The IMAX at Pittsburgh Mills is the only true IMAX-sized screen in the area, and the sound system is fantastic.

It’s not necessarily the best place to see an IMAX movie though, but I’ll come back to that in a second.

As for The Waterfront… at some point, they started letting theaters use the IMAX name on standard theaters that were retrofitted with new equipment. The front few rows are removed to accommodate a somewhat larger screen and they install a better sound system – the one at The Waterfront is one of these.

Bigger and louder than normal, but nowhere near true IMAX screen size.

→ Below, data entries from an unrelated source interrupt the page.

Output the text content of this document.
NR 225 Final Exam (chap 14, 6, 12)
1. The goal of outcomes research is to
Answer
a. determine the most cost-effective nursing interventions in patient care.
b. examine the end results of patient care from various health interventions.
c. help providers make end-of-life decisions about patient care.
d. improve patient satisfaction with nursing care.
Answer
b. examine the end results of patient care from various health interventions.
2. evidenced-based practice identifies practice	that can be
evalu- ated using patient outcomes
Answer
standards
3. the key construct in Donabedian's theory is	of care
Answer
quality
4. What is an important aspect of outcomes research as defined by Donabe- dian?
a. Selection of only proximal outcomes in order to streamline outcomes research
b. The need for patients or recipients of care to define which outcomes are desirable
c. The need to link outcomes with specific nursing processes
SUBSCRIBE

The one at the Science Center is Omnimax, sometimes called IMAX Dome. The screen is gigantic, but spherical. It looks great for movies (mostly documentaries) that are filmed to be seen on that kind of screen, but pretty terrible (in my opinion) with regular theatrical releases.

Now back to the Pittsburgh Mills IMAX. Several years ago, like most true IMAX theaters, it was “upgraded” to IMAX Digital and the old 70mm IMAX film equipment was taken out of service.

Unfortunately, IMAX Digital uses projectors with the same resolution as any digital movie theater, so although the picture you’re seeing is projected onto that giant screen, there is no more detail to fill the space, so what you end up seeing actually looks softer and less detailed than seeing the same movie in a regular theater – and dramatically less crisp and detailed than an actual 70mm film print would look.

Christopher Nolan is a big fan of the IMAX format, and he specifically requires that a certain number of prints of his movies be distributed on 70mm IMAX film. Last time around, with The Dark Knight Rises, we were fortunate enough to get a copy at the Pittsburgh Mills location.

It looked fantastic.

Unfortunately, Interstellar is only going to be shown there in IMAX Digital.

If you’re in it for the big screen and big sound, by all means go there, it’s still a pretty great theater. If you’re more interested in the visual details, though, there are other screens around Pittsburgh that will be showing the movie (on standard sized screens) in the newer 4K resolution, which should offer a much sharper image.